Он зажег свечи, мы приволокли козлы и доски и быстро соорудили подле ниши высокий помост.
— Ну, теперь за дело! — возгласил Бертольд, взбираясь наверх.
Я только дивился, с какой стремительностью он переводил эскиз на стену, проворно и безошибочно вычерчивая линии, рисунок его был точен и чист. У меня тоже был кое-какой навык в этом деле, и я усердно помогал художнику: перемещаясь то вверх, то вниз, я прикладывал к нужной отметке длинную линейку, затачивал и подавал угольки и т. д.
— А из вас толковый помощник, — весело заключил Бертольд.
— А вы, — отозвался я, — непревзойденный мастер архитектурной росписи. А кстати, неужели вы с вашей сноровкой, да при такой верной руке никогда не пробовали писать что-нибудь другое? Простите меня за этот вопрос!
— Как вас понимать? — переспросил Бертольд.
— Да так и понимать, что вы способны на нечто большее, чем разрисовывать церкви мраморными колоннами. Как ни посмотри, архитектурная живопись все-таки не такое уж значительное искусство; историческая живопись или пейзаж, безусловно, стоят выше. Тут ум и воображение не ограничены тесными рамками геометрических линий, ничто не сковывает их полета. Единственное, что питает фантазию в вашей живописи, это иллюзия, создаваемая перспективой; но ведь и она зависит от точного расчета, а не от гениальной идеи.

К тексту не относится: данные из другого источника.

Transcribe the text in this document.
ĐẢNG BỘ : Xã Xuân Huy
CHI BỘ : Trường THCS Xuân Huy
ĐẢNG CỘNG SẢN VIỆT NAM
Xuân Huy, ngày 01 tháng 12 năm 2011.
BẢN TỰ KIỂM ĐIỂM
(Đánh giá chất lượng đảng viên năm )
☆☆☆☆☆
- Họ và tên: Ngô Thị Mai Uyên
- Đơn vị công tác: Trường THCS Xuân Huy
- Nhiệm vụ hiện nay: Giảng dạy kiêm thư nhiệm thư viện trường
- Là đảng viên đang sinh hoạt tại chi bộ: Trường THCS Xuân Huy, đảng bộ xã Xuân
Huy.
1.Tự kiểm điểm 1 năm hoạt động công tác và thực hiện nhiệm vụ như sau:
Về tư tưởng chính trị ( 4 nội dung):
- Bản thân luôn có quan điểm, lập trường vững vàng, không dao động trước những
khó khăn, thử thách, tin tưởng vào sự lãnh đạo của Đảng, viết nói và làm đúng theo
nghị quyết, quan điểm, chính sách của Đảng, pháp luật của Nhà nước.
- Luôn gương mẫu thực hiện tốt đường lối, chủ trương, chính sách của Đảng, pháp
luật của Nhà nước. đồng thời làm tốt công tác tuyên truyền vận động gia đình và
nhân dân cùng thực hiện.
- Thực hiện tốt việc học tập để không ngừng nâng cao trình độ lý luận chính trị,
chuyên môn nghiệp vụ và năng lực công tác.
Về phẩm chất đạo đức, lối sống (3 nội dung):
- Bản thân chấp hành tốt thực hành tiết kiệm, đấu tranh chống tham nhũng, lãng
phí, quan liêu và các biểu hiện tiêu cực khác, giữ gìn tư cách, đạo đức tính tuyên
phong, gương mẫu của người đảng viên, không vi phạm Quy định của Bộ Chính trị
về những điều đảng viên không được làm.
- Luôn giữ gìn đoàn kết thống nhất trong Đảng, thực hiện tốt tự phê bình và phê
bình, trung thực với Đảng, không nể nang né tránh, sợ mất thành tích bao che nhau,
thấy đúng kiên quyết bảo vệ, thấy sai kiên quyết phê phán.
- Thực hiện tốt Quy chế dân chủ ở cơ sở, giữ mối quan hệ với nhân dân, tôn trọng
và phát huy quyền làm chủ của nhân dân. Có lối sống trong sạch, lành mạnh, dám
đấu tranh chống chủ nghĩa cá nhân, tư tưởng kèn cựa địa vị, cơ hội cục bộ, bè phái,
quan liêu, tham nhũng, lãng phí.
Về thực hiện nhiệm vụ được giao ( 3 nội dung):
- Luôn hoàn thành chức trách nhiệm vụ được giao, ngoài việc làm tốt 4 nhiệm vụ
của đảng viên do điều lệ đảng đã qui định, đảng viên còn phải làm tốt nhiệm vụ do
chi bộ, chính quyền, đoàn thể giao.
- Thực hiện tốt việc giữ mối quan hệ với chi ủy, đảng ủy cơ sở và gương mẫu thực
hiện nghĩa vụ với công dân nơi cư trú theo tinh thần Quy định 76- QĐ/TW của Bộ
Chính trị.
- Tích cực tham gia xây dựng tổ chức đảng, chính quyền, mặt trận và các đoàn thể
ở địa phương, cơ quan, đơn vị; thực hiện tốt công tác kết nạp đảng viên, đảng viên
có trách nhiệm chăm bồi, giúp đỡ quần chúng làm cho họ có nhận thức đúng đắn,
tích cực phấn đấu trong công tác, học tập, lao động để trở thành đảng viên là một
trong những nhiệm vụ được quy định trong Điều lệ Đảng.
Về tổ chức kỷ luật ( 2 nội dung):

Художник опустил кисть и слушал меня, подперев голову руками.
— Незнакомый друг мой, — начал он в ответ глухим и торжественным голосом. — Незнакомый друг, кощунственно устанавливать иерархию между отдельными видами искусства, словно между подданными могущественного владыки. Еще того хуже — почитать лишь тех заносчивых гордецов, которые свободны от рабских цепей, которых не давит тяжесть земного притяжения; возомнив себя едва ли не богами, они стремятся властвовать над самою жизнью. Знаешь ли ты миф о Прометее, который, возжелав стать творцом, украл огонь с неба, чтобы оживить мертвых истуканов? И что же? Его создания отправились бродить по земле, и в глазах у них плясали отблески огня, зажженного в их сердцах; зато святотатец, осмелившийся похитить Божественную искру, был проклят и осужден на вечную казнь. Грудь его, в которой зародился божественный замысел и жили неземные устремления, терзает злой стервятник, кровавое орудие мести, питающийся плотью отважного гордеца. Тот, кто лелеял небесную мечту, навек обречен на земную муку, от которой нет избавления.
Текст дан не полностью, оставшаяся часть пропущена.